Financing the EU budget with a surtax on national income taxes
Author: Alberto Majocchi
Date: October 2011
To launch a European plan for sustainable development it is necessary to at least double the current size of the EU budget: this was already foreseen by the MacDougall Report in 1977 and by the Report on the evolution of public finance within the Monetary Union prepared by a group of experts for the European Commission in 1993.
Considering this, it appears reasonable to propose a modification to the current system of funding the budget by introducing a European surtax on the income taxes currently applied in the various Member States. In the perspective of an evolution towards a federal EU, creating this surtax would mean a reform of the current “fourth resource”, significantly increasing the effect of redistribution and, to some extent, of stabilisation, if the proportional rate to be applied is corrected by a progressivity coefficient based on the ratio between the income per head of each individual Member State and the European average. In this way, the richer countries should pay more to the EU budget than the poorer ones.

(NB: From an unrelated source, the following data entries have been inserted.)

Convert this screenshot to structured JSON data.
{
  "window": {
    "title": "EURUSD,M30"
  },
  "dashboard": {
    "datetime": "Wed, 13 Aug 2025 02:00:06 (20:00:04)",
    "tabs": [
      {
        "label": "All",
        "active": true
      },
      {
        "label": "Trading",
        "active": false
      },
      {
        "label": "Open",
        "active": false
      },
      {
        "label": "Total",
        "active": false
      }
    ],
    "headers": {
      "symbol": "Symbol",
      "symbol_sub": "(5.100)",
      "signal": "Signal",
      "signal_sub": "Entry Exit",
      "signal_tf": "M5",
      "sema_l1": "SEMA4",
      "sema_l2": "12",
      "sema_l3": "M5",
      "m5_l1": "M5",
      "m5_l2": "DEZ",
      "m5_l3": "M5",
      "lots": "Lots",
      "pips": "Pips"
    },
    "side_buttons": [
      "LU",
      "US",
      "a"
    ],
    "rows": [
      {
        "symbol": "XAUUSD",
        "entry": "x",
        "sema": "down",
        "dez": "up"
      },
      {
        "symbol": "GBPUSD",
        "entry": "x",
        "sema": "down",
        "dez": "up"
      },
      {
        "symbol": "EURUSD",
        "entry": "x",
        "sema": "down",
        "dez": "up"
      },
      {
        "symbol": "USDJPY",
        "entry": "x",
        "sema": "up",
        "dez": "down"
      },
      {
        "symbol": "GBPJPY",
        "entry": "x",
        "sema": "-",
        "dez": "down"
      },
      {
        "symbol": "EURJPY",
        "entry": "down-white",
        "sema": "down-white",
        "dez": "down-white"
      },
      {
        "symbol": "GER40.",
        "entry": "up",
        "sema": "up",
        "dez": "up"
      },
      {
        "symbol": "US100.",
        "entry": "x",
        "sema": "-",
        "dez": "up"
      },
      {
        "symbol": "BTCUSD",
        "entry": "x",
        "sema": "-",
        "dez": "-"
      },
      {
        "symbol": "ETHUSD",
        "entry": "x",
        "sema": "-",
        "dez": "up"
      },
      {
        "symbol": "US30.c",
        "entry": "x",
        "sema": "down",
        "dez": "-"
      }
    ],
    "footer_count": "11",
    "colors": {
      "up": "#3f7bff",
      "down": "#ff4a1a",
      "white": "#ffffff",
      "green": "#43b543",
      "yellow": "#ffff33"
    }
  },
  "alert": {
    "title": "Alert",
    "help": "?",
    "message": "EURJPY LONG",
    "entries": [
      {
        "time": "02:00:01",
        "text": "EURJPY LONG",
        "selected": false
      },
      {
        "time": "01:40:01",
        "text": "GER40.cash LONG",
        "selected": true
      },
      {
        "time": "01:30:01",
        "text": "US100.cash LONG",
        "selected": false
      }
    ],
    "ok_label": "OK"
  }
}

This surtax, unlike the current “fourth resource”, would be paid directly by individual taxpayers, while the Member States would still have the right to decide to what extent it should be borne by the individual citizens, maintaining the structure and the level of progressivity of the national fiscal system.
This proposal, if put in place, would have the advantage of making transparent and clear to citizens the tax burden deriving from funding the EU, an important element if the size of the budget were to increase significantly in the future.